Faz-se um breve silêncio.

-Eu...-Começa a dizer, depois de tanto procurar por algo adequado.

-Como você tá?-Questiono, interrompendo. Ele nem sabia o que ia dizer. E não estou aqui para ficar ouvindo desculpas.

Mais silêncio. Ainda me observa, e eu meio que luto para não encarar de volta e acabar com o meu propósito... se é que tenho um.

-Você tá diferente.-Diz.

Assinto. Ele está certo. O que restou da minha tatuagem na cara acabou de cicatrizar, não tenho mais olheiras, meus cabelos são de um tom escuro de loiro e já cresceram o suficiente para fazerem a cor preta ir embora. Sem piercing nenhum no rosto. As vezes, nem eu me reconheço, ainda estou acostumando com o retorno da minha versão antiga, acho até que o que tornou tudo mais difícil foi ter ficado um bom tempo sem poder olhar para um espelho enquanto estava na reabilitação para descobrir que eu estava carregando uma personalidade que nunca fez parte de mim.

-A gente sobrevive...

Mais silêncio.

-É estranho... eu pensei que você nunca mais fosse falar comigo, e de repente você tá aqui... depois de tanto tempo.-Interrompe mas não finaliza, portanto espero que continue.-E eu simplesmente esqueci tudo o que tinha pra te dizer...

Deixo um breve sorriso de canto escapar durante um segundo. Chega a ser ridículo. Ele continua sendo o Nick de sempre. O mesmo que por muitas vezes eu odiei, o mesmo por quem eu acidentalmente me apaixonei perdidamente... e o mesmo que me destruiu por dentro em uma noite qualquer como essa.

-Não precisa lembrar... não sou muito fã de pedidos de desculpas o tempo todo.

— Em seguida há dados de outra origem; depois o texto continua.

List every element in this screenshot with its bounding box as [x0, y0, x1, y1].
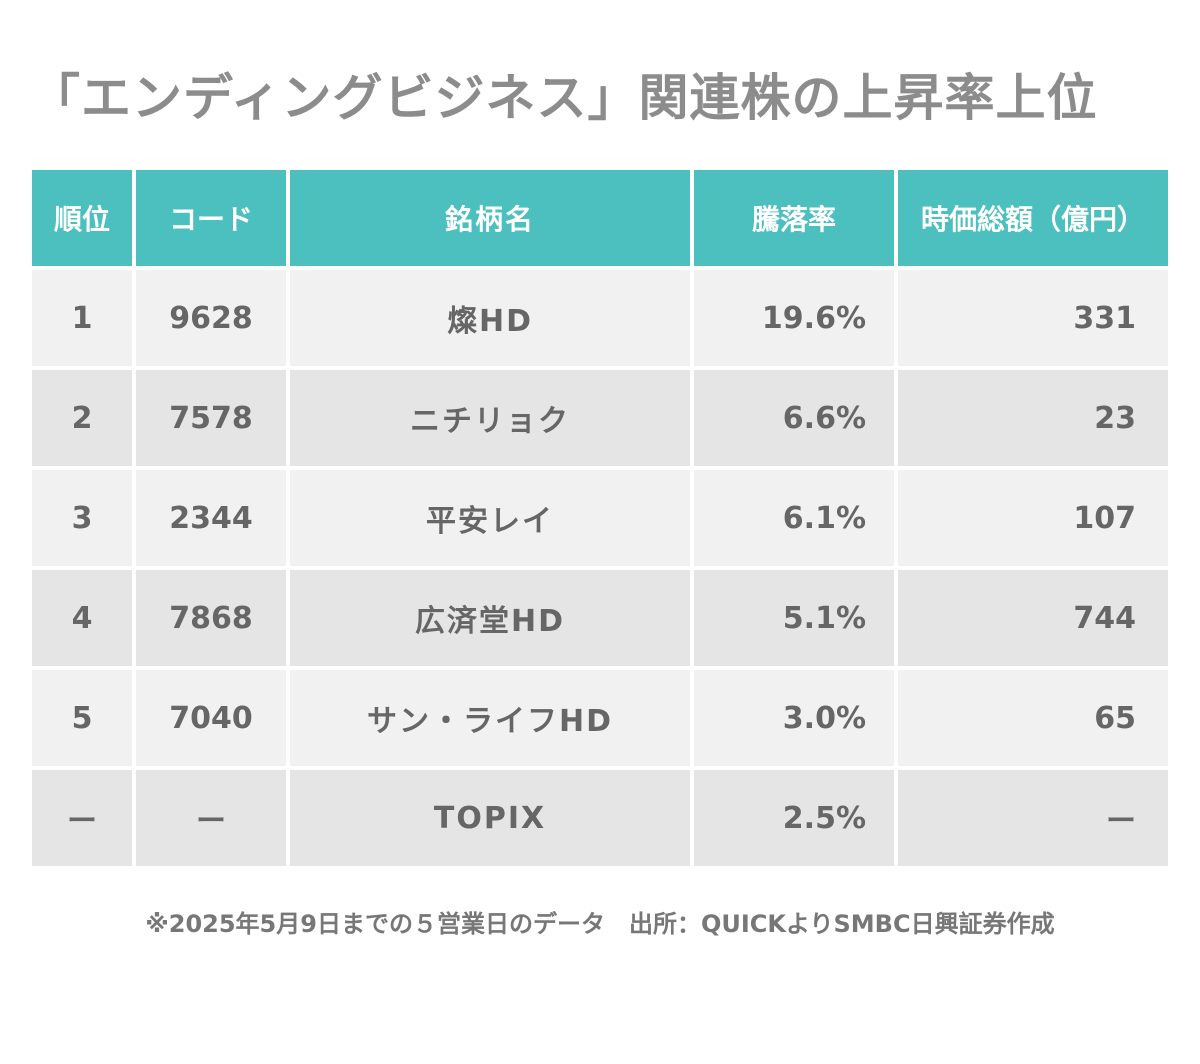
- code-cell: 7868: [136, 570, 286, 666]
- table-row: 5 7040 サン・ライフHD 3.0% 65: [32, 670, 1168, 766]
- rank-cell: 3: [32, 470, 132, 566]
- change-cell: 2.5%: [694, 770, 894, 866]
- market-cap-cell: 65: [898, 670, 1168, 766]
- header-name: 銘柄名: [290, 170, 690, 266]
- header-rank: 順位: [32, 170, 132, 266]
- rank-cell: 4: [32, 570, 132, 666]
- change-cell: 6.6%: [694, 370, 894, 466]
- code-cell: 7578: [136, 370, 286, 466]
- name-cell: ニチリョク: [290, 370, 690, 466]
- name-cell: サン・ライフHD: [290, 670, 690, 766]
- market-cap-cell: 744: [898, 570, 1168, 666]
- rank-cell: 1: [32, 270, 132, 366]
- table-header: 順位 コード 銘柄名 騰落率 時価総額（億円）: [32, 170, 1168, 266]
- market-cap-cell: 331: [898, 270, 1168, 366]
- change-cell: 19.6%: [694, 270, 894, 366]
- header-market-cap: 時価総額（億円）: [898, 170, 1168, 266]
- name-cell: 広済堂HD: [290, 570, 690, 666]
- header-code: コード: [136, 170, 286, 266]
- change-cell: 6.1%: [694, 470, 894, 566]
- page-title: 「エンディングビジネス」関連株の上昇率上位: [30, 69, 1098, 127]
- rank-cell: 2: [32, 370, 132, 466]
- market-cap-cell: 23: [898, 370, 1168, 466]
- code-cell: 9628: [136, 270, 286, 366]
- ranking-table: 順位 コード 銘柄名 騰落率 時価総額（億円） 1 9628 燦HD 19.6% 331…: [32, 170, 1168, 870]
- table-row: 3 2344 平安レイ 6.1% 107: [32, 470, 1168, 566]
- name-cell: 燦HD: [290, 270, 690, 366]
- table-row: 1 9628 燦HD 19.6% 331: [32, 270, 1168, 366]
- market-cap-cell: ー: [898, 770, 1168, 866]
- code-cell: 2344: [136, 470, 286, 566]
- header-change: 騰落率: [694, 170, 894, 266]
- table-row: 2 7578 ニチリョク 6.6% 23: [32, 370, 1168, 466]
- market-cap-cell: 107: [898, 470, 1168, 566]
- code-cell: ー: [136, 770, 286, 866]
- rank-cell: ー: [32, 770, 132, 866]
- table-row: ーー TOPIX 2.5% ー: [32, 770, 1168, 866]
- change-cell: 3.0%: [694, 670, 894, 766]
- table-row: 4 7868 広済堂HD 5.1% 744: [32, 570, 1168, 666]
- name-cell: TOPIX: [290, 770, 690, 866]
- footnote: ※2025年5月9日までの５営業日のデータ 出所：QUICKよりSMBC日興証券…: [145, 910, 1055, 938]
- rank-cell: 5: [32, 670, 132, 766]
- code-cell: 7040: [136, 670, 286, 766]
- name-cell: 平安レイ: [290, 470, 690, 566]
- change-cell: 5.1%: [694, 570, 894, 666]
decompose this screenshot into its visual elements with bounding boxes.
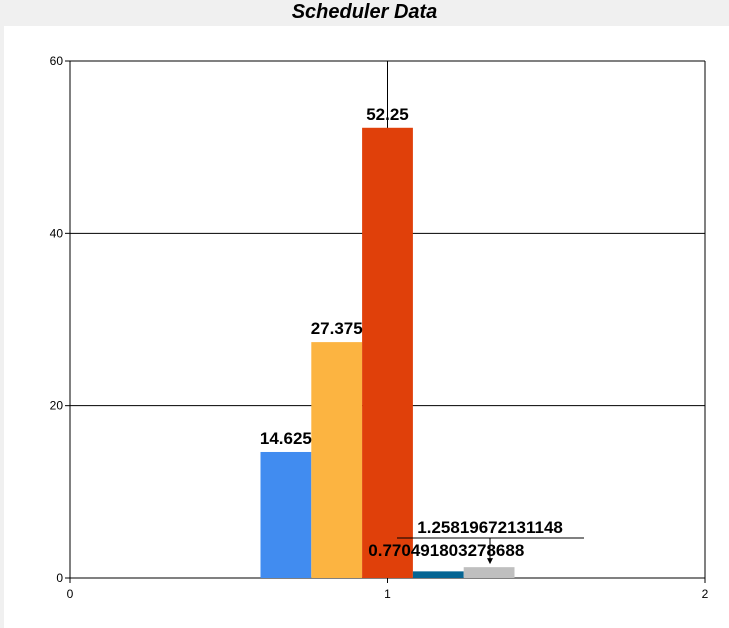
data-label: 52.25: [366, 105, 409, 124]
y-tick-label: 60: [50, 54, 64, 68]
data-label: 1.25819672131148: [417, 518, 563, 537]
bar-series-4: [412, 571, 464, 578]
data-label: 14.625: [260, 429, 312, 448]
bar-series-3: [362, 127, 413, 578]
x-tick-label: 2: [702, 587, 709, 601]
data-label: 0.770491803278688: [368, 541, 524, 560]
data-label: 27.375: [311, 319, 363, 338]
y-tick-label: 20: [50, 399, 64, 413]
x-tick-label: 1: [384, 587, 391, 601]
bar-series-5: [463, 567, 515, 578]
leader-arrow: [487, 558, 493, 565]
y-tick-label: 40: [50, 226, 64, 240]
x-tick-label: 0: [67, 587, 74, 601]
bar-series-1: [260, 451, 312, 578]
bar-series-2: [311, 342, 363, 578]
y-tick-label: 0: [56, 571, 63, 585]
chart-title: Scheduler Data: [291, 1, 438, 23]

-Porque você não me perdoou... e nem pretende.-Completa a minha frase, e então passa a encarar o chão.

Não esboço reação. Não concordo e muito menos discordo. Eu realmente não tinha interesse nenhum em ouvir as suas desculpas, sequer queria vê-lo na minha frente novamente, mas no fundo, sabia que precisaria disso... porém, precisava mais ainda de tempo.